IL CROCIFISSO NON OSTACOLA MA GARANTISCE LA LIBERTA' RELIGIOSA PDF Stampa E-mail
ATTUALITA' - interventi

Di Stefano Dall’Ara consigliere provinciale UDC

Vorrei portare sul sito Valdagno.info una mia riflessione sulla recente vicenda (e forse già dimenticata) a proposito della questione del Crocifisso. La Corte di Strasburgo con la condanna del crocifisso nelle scuole ha pronunciato una sentenza che non solo è andata oltre le sue competenze (e la sua stessa giurisprudenza), ma ha dato una interpretazione della libertà religiosa che è soprattutto non contro una religione ma contro l’uomo.

La libertà religiosa, almeno come è intesa da noi cristiani, ma direi da tutti gli uomini di buon senso, è aperta a tutti, dialoga e insegna ai giovani a dialogare con gli altri e a vedere nei simboli religiosi segni di fraternità tra gli uomini.

Inoltre, la sentenza ha ignorato che la Convenzione sui diritti del fanciullo del 1989 prevede che il ragazzo sia educato «nel rispetto dei valori nazionali del Paese nel quale vive e del Paese di cui può essere originario e delle civiltà diverse dalla sua» (articolo 29).

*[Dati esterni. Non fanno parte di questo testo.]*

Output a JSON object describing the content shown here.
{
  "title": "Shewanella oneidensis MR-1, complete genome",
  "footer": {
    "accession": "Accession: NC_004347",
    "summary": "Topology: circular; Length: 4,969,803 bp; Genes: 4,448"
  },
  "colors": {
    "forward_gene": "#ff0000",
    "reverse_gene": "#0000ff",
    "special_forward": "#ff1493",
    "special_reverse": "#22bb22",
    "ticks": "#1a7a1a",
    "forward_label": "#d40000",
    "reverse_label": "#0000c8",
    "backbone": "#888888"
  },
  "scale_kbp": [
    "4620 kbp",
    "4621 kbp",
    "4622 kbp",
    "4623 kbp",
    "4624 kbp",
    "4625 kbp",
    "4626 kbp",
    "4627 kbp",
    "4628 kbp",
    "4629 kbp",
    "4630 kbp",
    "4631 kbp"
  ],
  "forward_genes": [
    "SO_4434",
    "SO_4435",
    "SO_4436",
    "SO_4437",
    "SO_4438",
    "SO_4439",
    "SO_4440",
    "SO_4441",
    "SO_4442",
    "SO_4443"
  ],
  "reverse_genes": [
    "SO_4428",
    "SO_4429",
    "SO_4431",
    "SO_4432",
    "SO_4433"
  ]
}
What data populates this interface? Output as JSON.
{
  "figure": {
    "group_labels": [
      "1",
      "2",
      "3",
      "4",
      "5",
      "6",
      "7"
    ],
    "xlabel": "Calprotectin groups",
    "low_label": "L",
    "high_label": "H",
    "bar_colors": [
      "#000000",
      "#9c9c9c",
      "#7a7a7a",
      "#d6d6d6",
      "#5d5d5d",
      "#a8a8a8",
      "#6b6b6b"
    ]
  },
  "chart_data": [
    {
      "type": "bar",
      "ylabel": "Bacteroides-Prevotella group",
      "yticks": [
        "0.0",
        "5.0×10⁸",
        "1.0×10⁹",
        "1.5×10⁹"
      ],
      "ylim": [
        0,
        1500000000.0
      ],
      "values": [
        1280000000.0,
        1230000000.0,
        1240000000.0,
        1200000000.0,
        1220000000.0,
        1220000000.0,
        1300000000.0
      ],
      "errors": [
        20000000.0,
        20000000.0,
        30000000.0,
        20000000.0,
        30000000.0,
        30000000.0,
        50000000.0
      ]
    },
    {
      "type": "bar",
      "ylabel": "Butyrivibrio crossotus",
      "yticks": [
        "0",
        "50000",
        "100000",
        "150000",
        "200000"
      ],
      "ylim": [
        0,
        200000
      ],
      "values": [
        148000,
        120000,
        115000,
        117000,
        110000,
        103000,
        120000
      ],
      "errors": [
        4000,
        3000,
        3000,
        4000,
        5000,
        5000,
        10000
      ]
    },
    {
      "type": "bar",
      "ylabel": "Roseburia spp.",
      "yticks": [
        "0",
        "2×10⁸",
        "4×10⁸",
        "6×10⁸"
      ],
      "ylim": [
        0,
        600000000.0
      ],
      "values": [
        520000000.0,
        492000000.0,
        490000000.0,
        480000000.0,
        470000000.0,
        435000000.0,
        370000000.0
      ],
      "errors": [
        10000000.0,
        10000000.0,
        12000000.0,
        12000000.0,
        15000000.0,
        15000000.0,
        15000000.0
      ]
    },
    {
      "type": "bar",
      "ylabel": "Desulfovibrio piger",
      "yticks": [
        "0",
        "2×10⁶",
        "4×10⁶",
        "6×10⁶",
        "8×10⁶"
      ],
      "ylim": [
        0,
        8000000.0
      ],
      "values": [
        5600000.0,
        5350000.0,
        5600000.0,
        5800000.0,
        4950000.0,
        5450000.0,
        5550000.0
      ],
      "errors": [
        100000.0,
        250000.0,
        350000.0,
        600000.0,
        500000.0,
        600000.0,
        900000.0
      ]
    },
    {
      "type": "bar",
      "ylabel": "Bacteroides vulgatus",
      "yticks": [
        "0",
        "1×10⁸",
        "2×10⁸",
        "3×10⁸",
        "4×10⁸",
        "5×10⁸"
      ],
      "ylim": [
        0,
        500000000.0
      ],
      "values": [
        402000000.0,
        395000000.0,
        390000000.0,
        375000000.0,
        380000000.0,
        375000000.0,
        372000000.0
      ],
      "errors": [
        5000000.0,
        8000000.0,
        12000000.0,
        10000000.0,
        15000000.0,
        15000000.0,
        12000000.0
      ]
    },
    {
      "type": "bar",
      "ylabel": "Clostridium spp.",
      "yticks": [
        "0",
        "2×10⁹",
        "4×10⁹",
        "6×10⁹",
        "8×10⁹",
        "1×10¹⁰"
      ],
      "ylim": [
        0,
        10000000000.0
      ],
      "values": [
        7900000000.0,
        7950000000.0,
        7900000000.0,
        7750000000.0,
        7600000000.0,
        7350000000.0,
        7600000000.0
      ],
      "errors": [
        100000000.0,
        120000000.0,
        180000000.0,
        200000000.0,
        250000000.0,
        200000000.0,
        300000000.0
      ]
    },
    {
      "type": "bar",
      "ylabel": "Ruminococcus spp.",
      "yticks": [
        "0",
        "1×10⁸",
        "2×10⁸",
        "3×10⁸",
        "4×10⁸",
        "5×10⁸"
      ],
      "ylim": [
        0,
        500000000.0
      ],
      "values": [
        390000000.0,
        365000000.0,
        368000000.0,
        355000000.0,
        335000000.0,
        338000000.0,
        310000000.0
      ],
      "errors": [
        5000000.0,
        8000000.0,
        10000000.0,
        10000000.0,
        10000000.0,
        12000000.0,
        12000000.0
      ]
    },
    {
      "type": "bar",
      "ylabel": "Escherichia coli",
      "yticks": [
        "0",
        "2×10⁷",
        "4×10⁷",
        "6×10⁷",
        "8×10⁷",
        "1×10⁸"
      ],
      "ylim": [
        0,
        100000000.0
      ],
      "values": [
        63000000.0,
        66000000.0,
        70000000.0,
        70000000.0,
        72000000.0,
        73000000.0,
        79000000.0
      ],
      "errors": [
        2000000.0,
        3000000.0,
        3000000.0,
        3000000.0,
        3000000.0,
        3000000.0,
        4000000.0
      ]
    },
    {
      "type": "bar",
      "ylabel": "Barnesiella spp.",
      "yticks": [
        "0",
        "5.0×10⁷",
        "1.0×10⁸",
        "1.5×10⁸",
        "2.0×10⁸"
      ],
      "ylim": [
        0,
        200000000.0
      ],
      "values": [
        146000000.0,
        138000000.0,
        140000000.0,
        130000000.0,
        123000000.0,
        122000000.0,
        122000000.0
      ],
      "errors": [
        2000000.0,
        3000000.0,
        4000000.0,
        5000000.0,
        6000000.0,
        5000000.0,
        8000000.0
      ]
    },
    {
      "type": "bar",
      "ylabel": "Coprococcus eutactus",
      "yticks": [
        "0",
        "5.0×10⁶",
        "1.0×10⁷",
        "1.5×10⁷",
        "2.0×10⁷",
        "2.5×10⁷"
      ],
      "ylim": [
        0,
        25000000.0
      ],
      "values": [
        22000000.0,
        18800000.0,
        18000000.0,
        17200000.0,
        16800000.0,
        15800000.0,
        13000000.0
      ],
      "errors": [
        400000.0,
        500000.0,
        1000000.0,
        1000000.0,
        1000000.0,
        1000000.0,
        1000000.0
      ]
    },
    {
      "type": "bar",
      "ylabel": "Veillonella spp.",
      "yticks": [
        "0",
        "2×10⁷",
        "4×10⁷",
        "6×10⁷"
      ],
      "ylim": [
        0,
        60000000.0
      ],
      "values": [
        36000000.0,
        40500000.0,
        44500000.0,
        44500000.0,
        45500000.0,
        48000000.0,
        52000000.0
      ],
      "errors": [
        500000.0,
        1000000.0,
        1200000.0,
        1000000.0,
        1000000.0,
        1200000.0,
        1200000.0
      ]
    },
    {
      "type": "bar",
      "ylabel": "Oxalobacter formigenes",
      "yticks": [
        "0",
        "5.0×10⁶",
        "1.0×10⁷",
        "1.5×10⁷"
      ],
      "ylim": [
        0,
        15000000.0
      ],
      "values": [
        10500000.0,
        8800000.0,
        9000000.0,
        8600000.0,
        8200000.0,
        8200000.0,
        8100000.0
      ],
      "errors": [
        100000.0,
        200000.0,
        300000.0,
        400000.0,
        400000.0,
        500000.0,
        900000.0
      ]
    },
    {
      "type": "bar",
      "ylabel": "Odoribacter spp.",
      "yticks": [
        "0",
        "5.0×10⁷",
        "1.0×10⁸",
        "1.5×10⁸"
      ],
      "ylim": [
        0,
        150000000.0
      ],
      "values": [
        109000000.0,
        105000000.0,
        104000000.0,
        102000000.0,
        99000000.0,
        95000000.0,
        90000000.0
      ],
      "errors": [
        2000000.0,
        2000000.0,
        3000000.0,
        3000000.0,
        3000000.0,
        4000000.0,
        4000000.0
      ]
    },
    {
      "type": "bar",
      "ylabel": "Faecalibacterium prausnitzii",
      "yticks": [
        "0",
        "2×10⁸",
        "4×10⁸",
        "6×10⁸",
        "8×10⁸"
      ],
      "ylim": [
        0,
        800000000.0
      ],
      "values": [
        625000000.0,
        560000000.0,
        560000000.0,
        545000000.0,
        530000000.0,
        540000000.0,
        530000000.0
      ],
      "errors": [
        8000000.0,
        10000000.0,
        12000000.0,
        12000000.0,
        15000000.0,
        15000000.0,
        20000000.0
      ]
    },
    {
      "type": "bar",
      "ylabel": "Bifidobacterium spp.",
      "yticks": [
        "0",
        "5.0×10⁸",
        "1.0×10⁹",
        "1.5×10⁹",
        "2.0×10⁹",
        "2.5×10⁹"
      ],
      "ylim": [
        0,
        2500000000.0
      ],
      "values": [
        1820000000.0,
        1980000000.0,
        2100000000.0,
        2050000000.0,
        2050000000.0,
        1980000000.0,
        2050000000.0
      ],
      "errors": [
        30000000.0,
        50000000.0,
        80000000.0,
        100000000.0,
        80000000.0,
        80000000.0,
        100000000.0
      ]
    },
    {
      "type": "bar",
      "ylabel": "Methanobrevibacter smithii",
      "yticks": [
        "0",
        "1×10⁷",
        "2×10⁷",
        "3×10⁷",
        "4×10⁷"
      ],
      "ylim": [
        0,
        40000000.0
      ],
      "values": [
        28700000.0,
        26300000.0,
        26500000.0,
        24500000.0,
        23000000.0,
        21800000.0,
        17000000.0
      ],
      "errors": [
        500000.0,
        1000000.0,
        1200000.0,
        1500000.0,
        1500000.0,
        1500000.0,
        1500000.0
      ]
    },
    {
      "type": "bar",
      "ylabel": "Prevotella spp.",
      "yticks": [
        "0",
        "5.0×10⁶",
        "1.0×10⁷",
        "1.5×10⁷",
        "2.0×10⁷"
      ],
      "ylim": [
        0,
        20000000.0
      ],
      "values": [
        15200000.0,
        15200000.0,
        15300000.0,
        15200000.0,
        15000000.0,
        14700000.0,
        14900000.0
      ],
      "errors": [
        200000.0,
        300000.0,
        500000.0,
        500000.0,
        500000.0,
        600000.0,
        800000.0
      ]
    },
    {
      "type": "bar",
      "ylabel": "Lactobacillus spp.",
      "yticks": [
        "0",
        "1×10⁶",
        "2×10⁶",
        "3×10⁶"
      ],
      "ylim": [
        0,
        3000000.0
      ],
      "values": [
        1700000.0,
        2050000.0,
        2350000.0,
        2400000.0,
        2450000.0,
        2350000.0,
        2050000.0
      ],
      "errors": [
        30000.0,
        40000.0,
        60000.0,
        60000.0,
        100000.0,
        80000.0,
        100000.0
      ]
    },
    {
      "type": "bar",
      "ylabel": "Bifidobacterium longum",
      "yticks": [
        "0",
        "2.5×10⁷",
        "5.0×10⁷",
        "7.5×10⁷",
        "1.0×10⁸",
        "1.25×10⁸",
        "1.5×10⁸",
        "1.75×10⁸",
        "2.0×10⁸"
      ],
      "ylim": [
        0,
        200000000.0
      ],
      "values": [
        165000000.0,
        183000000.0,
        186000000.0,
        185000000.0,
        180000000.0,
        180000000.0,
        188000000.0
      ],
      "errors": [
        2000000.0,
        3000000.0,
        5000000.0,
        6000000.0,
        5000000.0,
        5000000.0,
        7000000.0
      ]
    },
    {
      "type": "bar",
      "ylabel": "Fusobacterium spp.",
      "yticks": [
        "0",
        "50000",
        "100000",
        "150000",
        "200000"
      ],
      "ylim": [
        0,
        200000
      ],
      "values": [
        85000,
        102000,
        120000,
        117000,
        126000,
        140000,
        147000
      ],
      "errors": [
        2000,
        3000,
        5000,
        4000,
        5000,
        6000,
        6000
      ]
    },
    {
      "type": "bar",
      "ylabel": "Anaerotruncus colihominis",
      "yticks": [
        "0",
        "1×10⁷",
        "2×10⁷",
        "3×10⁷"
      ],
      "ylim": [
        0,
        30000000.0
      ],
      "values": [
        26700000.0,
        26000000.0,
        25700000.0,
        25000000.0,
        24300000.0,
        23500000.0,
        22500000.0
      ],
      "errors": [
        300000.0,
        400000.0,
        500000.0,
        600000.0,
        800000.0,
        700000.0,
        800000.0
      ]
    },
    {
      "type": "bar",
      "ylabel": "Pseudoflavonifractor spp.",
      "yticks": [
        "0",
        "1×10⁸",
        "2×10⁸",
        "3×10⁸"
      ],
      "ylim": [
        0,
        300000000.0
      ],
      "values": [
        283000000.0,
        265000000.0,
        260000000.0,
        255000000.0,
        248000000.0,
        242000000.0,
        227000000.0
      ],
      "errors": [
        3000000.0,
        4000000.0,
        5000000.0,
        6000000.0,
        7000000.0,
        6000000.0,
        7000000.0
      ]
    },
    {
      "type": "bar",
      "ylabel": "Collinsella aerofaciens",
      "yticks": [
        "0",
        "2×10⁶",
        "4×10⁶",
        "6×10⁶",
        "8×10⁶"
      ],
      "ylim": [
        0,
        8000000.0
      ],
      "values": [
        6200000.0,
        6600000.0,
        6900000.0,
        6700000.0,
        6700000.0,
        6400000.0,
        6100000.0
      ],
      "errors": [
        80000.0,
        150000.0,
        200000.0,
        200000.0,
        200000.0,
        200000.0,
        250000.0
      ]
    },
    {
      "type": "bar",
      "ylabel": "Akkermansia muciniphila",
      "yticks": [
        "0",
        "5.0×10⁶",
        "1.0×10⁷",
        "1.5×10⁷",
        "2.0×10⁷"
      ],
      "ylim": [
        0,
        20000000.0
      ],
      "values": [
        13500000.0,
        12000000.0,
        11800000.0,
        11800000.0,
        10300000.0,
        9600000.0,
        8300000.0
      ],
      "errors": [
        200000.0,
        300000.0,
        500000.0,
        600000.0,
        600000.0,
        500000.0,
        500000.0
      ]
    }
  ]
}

La corte aridamente non risponde alla domanda fondamentale come sia possibile educare in assenza di valori: avremmo una scuola, desolato terreno senza un passato e senza indicazioni per il futuro. Quale contenuto hanno i generici valori di convivenza civile spogliati di ogni riferimento di valori, di simboli e di ragione?

La nostra storia, come quella di tutti i popoli, non è racconto, è vita vissuta da innumerevoli generazioni che ci hanno preceduto e devono essere ricordati e pure presenti, non solo gli eventi, gli eroismi, ma anche i valori di riferimento e i simboli, tra i quali il crocefisso è il più noto in tutto il mondo. 

Il crocifisso non è un simbolo di parte, che limita la libertà di educazione, simbolo di pace e di amore universale, esso è stato il punto di riferimento di una spiritualità che è l’essenza dell’arte, della musica, del pensiero, in una parola, di civiltà di un continente che, di là delle divisioni confessionali, e pur in un’epoca di profonda secolarizzazione e trasformazioni, da sempre e ancora è cristiano.

Esso sta ancora civilizzando e sostenendo interi continenti, si pensi all’Africa. Unisce gli uomini in un orizzonte di valori che sono a servizio dell’umanità intera, alla base di tantissime attività caritative e del dialogo interreligioso.

Questo simbolo non ricorda soltanto una Persona, ma tutti coloro chi sono morti in nome di messaggi di spiritualità e di fratellanza. L’essenza del messaggio di Gesù è che solo chi ama il prossimo, può dire di amare Dio. Chi può negare che il discorso della Montagna non abbia rappresentato il punto più alto per la dignità di tutti gli uomini? A chi soffre dell’ingiustizia, a chi opera il bene nella vita terrena andando incontro agli altri, a chi è malato, a chi non ha nulla e ha bisogno di tutto, Gesù ha promesso il Regno di Dio.

Ora questo messaggio è raffigurato in un simbolo. Per questi insegnamenti è conosciuto, amato, rispettato e venerato in tutti gli angoli della terra.
Esso non solo non deve essere escluso, ma entrare a pieno diritto nelle scuole, nei tribunali, negli ospedali, nelle carceri, laddove si soffre o s’impara a diventare uomini capaci d’impegno responsabile, in una parola: veramente uomini.
Essere ostili al crocefisso vuol dire fare la guerra a se stessi e alla propria coscienza. 

Gli uomini hanno radici e identità, senza le quali non possono parlare con altri, non hanno la forza accogliere con amore altre persone. Un Paese soltanto neutrale sarebbe un guscio vuoto, una parentesi fredda nel fluire della storia, una terra di nessuno, incapace di educare le future generazioni.
Ci pare che non manchino esempi per sostenere. Come, con quali idee ci confrontiamo con gli altri popoli e continenti in un’epoca che chiede incontro e dialogo, ma anche confronto?

Riflettiamo sulla realtà assurda di questa sentenza anche alla luce di una semplice constatazione: chi avrebbe il coraggio di chiedere all’Asia buddista di togliere dagli spazi pubblici i simboli di Buddha il compassionevole, o ai musulmani di nascondere il Corano, tacere il nome di Allah in pubblico e celare la propria fede nelle scuole? Nessuno avrebbe il coraggio di farlo, anzitutto per paura delle reazioni, ma anche per un senso di turbamento nel pretendere dagli altri di spogliarsi della propria storia e tradizione religiosa.